The COVID-19 crisis in India, where thousands of people are dying every day, hits close to home for several doctors in the Sutter Health system. 

“A lot of those people are not just numbers, they are our family, they are our friends. That’s what makes it so personal,” said Dr. Manoj Mittal.

Dr. Mittal’s father was hit by COVID-19 and struggled to survive.

“There was no oxygen available, there was no medications available,” he explained. “It was horrifying to us.” 

Just about every Indian American with ties to India have stories of fear, frustration and death. 

“Our physician friends, their families are affected. Our friends from medical school, from high school, they are getting affected,” said Dr. Disha Mittal.

Communication with friends and family in India reveals anger at a government unprepared for the spike, along with fear. 

“They’re scared because they’re seeing their family members dying in front of them, and they are also feeling miserable because they can’t help them,” Dr. Manoj Mittal told FOX40.

The frustration for Indian doctors at Sutter Health is magnified by the fact that many of them have been treating COVID-19 patients in intensive care units and, in some cases, tragically watching them die without having the benefit of loved ones and friends at their side.

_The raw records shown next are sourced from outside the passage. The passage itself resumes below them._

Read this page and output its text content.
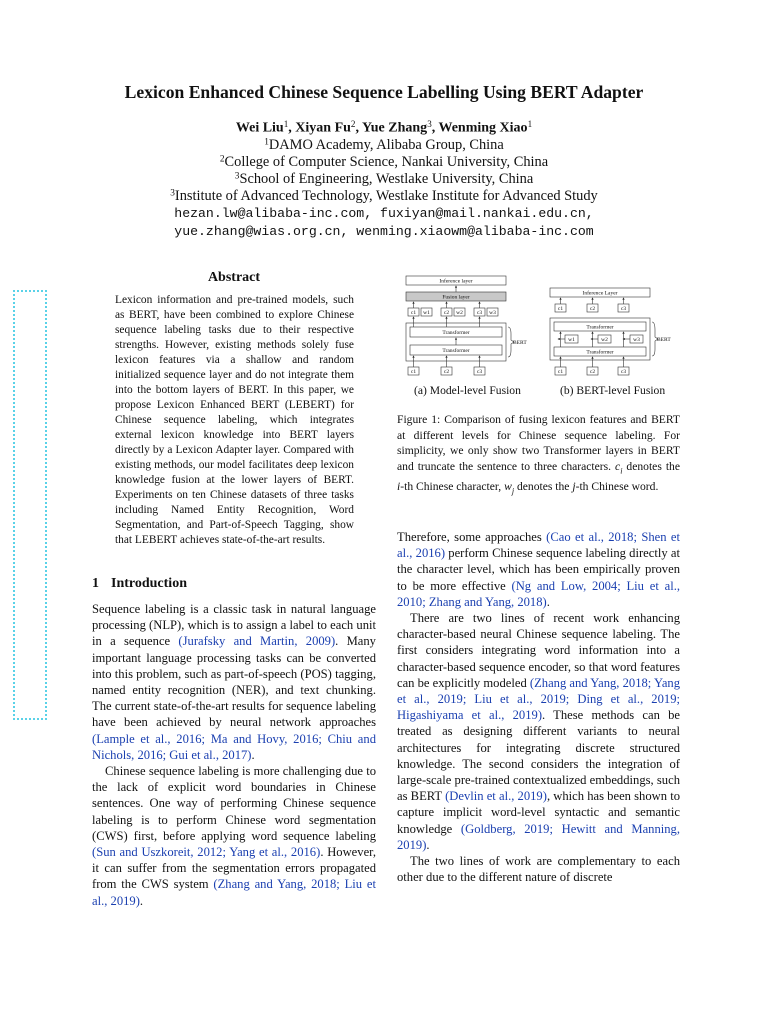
Lexicon Enhanced Chinese Sequence Labelling Using BERT Adapter
Wei Liu$^1$, Xiyan Fu$^2$, Yue Zhang$^3$, Wenming Xiao$^1$
$^1$DAMO Academy, Alibaba Group, China
$^2$College of Computer Science, Nankai University, China
$^3$School of Engineering, Westlake University, China
$^3$Institute of Advanced Technology, Westlake Institute for Advanced Study
hezan.lw@alibaba-inc.com, fuxiyan@mail.nankai.edu.cn,
yue.zhang@wias.org.cn, wenming.xiaowm@alibaba-inc.com
Abstract
Lexicon information and pre-trained models, such as BERT, have been combined to explore Chinese sequence labeling tasks due to their respective strengths. However, existing methods solely fuse lexicon features via a shallow and random initialized sequence layer and do not integrate them into the bottom layers of BERT. In this paper, we propose Lexicon Enhanced BERT (LEBERT) for Chinese sequence labeling, which integrates external lexicon knowledge into BERT layers directly by a Lexicon Adapter layer. Compared with existing methods, our model facilitates deep lexicon knowledge fusion at the lower layers of BERT. Experiments on ten Chinese datasets of three tasks including Named Entity Recognition, Word Segmentation, and Part-of-Speech Tagging, show that LEBERT achieves state-of-the-art results.
1 Introduction

Sequence labeling is a classic task in natural language processing (NLP), which is to assign a label to each unit in a sequence (Jurafsky and Martin, 2009). Many important language processing tasks can be converted into this problem, such as part-of-speech (POS) tagging, named entity recognition (NER), and text chunking. The current state-of-the-art results for sequence labeling have been achieved by neural network approaches (Lample et al., 2016; Ma and Hovy, 2016; Chiu and Nichols, 2016; Gui et al., 2017).

Chinese sequence labeling is more challenging due to the lack of explicit word boundaries in Chinese sentences. One way of performing Chinese sequence labeling is to perform Chinese word segmentation (CWS) first, before applying word sequence labeling (Sun and Uszkoreit, 2012; Yang et al., 2016). However, it can suffer from the segmentation errors propagated from the CWS system (Zhang and Yang, 2018; Liu et al., 2019).

Therefore, some approaches (Cao et al., 2018; Shen et al., 2016) perform Chinese sequence labeling directly at the character level, which has been empirically proven to be more effective (Ng and Low, 2004; Liu et al., 2010; Zhang and Yang, 2018).

There are two lines of recent work enhancing character-based neural Chinese sequence labeling. The first considers integrating word information into a character-based sequence encoder, so that word features can be explicitly modeled (Zhang and Yang, 2018; Yang et al., 2019; Liu et al., 2019; Ding et al., 2019; Higashiyama et al., 2019). These methods can be treated as designing different variants to neural architectures for integrating discrete structured knowledge. The second considers the integration of large-scale pre-trained contextualized embeddings, such as BERT (Devlin et al., 2019), which has been shown to capture implicit word-level syntactic and semantic knowledge (Goldberg, 2019; Hewitt and Manning, 2019).

The two lines of work are complementary to each other due to the different nature of discrete

Inference layer
Fusion layer
c1 w1	c2 w2	c3 w3
Transformer
Transformer
BERT
c1	c2	c3
Inference Layer
c1	c2	c3
Transformer
w1	w2	w3
Transformer
BERT
c1	c2	c3
(a) Model-level Fusion	(b) BERT-level Fusion
Figure 1: Comparison of fusing lexicon features and BERT at different levels for Chinese sequence labeling. For simplicity, we only show two Transformer layers in BERT and truncate the sentence to three characters. $c_i$ denotes the i-th Chinese character, $w_j$ denotes the j-th Chinese word.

“That’s why it’s so personal to us because we went through it and we can visualize how bad the situation is in India,” said Dr. Prabjit Singh.

That’s why a fundraising drive is being championed by the nonprofit United Visions International, which was created by the doctors. 

They are working with a team of physicians to get monetary and equipment donations directly to nonprofits in New Delhi without going through the government. 

They also want public support for more U.S. government assistance to India, saying everyone should be concerned about fighting a global problem. 

“The scale of this tragedy is unlimited, so each one of us can make a difference,” Dr. Disha Mittal said.